Le taux normal de la TVA est fixé à 20 % , et s'applique à tous les produits ou services pour lesquels aucun autre taux n'est expressément prévu 19 ( * ) .

Le taux réduit de 10 % s'applique aux produits agricoles non transformés, au bois de chauffage, à certains travaux d'amélioration du logement, à certaines prestations de logement et de camping, aux foires et salons, aux jeux et manèges forains, aux droits d'entrée des musées, zoo, monuments, aux transports de voyageurs, au traitement des déchets ainsi qu'à la restauration 20 ( * ) .

Le taux réduit de 5,5 % s'applique aux produits alimentaires, aux protections hygiéniques féminines, équipements et services pour handicapés, livres sur tout support, abonnements gaz et électricité, fourniture de chaleur issue d'énergies renouvelables, fourniture de repas dans les cantines scolaires, billetterie de spectacle vivant et de cinéma, certaines importations et livraisons d'oeuvres d'art, travaux d'amélioration de la qualité énergétique des logements, logements sociaux ou d'urgence, accession à la propriété 21 ( * ) .

Le taux particulier de 2,1 % est réservé aux médicaments remboursables par la sécurité sociale, aux ventes d'animaux vivants de boucherie et de charcuterie à des non assujettis, à la redevance télévision, à certains spectacles et aux publications de presse inscrites à la Commission paritaire des publications et agences de presse 22 ( * ) .

Source : ministère de l'Économie et des finances 23 ( * )

Le rapporteur spécial considère qu'il est particulièrement urgent d'engager, au niveau européen, une réflexion approfondie sur le champ des taux réduits. En effet, au nom de la justice sociale et de la lutte contre les inégalités les plus criantes, la France doit défendre, au niveau européen, l'extension des taux réduits à certains produits de première nécessité malheureusement oubliés dans la liste actuelle.

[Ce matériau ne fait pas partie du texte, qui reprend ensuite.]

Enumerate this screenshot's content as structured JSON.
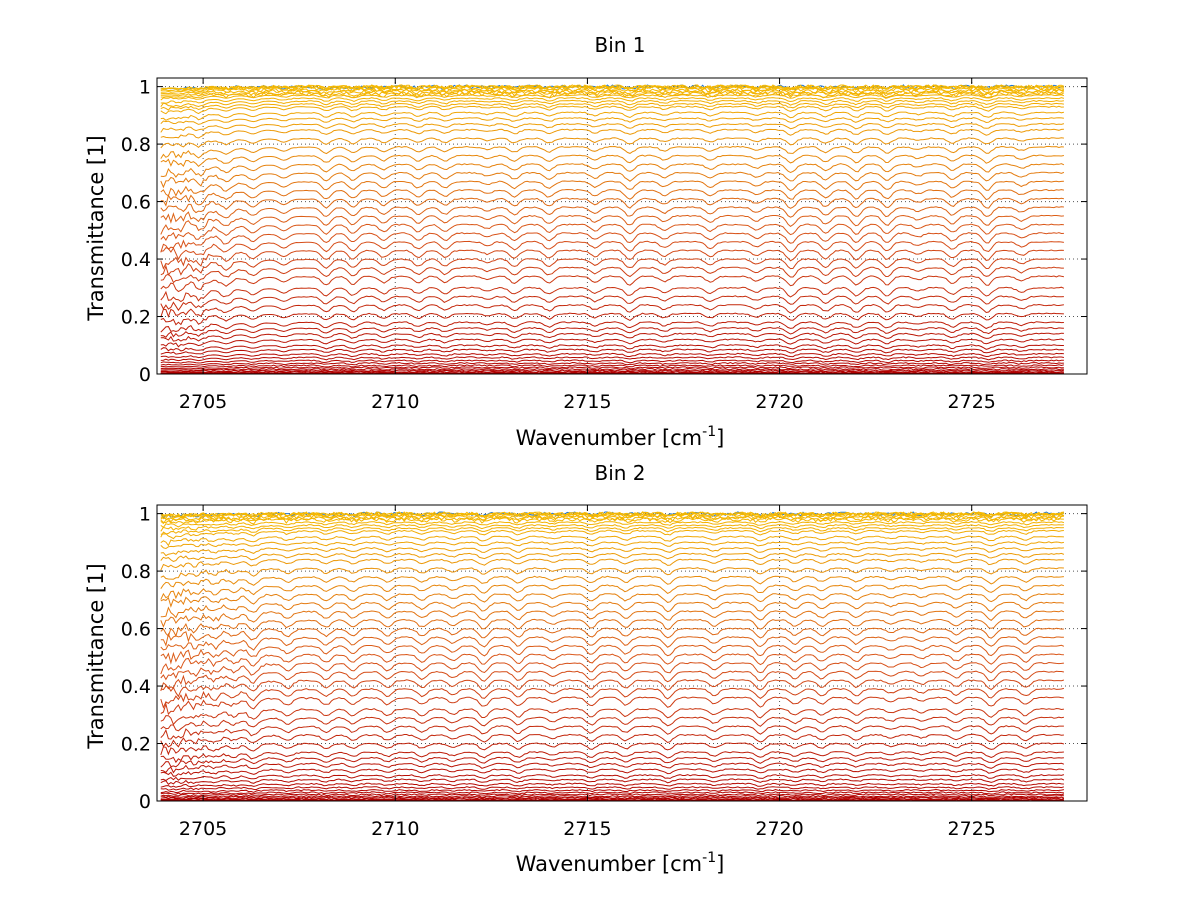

Pour exemple, le savon, le dentifrice, le gel douche ou le shampooing sont tous des produits indispensables aux personnes et à leur dignité et doivent donc à ce titre être considérés comme des produits de première nécessité .

Plus largement, le rapporteur spécial considère qu'une réflexion doit impérativement être engagée pour permettre une franchise de TVA sur certains produits.

Dans certains États membres de l'Union européenne, en application d'une clause dite « grand-père » des produits sont déjà exonérés de TVA. Tel est le cas en Suède sur les médicaments prescrits ou au Royaume-Uni sur l'approvisionnement en eau ou de façon plus étonnante sur les protections et casques de moto 24 ( * ) . L'annexe III de la directive de 2006 est aujourd'hui dépassée et doit évoluer pour permettre de mettre en oeuvre un système de taxation plus juste et mieux adapté à la situation des personnes les plus précaires.


* 16 Adopté par le Sénat lors de l'examen du PLF pour 2016 , sur amendement notamment du groupe CRCE.

* 17 Directive 2006/112/CE du Conseil relative au système commun de taxe sur la valeur ajoutée

* 18 Le taux réduit désigné ici concerne uniquement le taux de 5,50 %, le taux de 2,1 % ne trouvant à s'appliquer en France qu'en vertu d'une clause dite « grand-père » permettant le maintien de taux super-réduits antérieurs à la mise en oeuvre des directives TVA.

* 19 Article 278 du code général des impôts.

* 20 Articles 278 bis , 278 quater , 278 sexies A , 278 septies et art. 279 du code général des impôts.

* 21 Articles 278-0 bis et 278-0 bis A , et 278 sexies

* 22 Article 281 quater et suivants du code général des impôts

* 23 https://www.economie.gouv.fr/cedef/taux-tva-france-et-union-europeenne

* 24 Ces exceptions sont autorisées par le titre VIII, chapitre IV de la directive de 2006.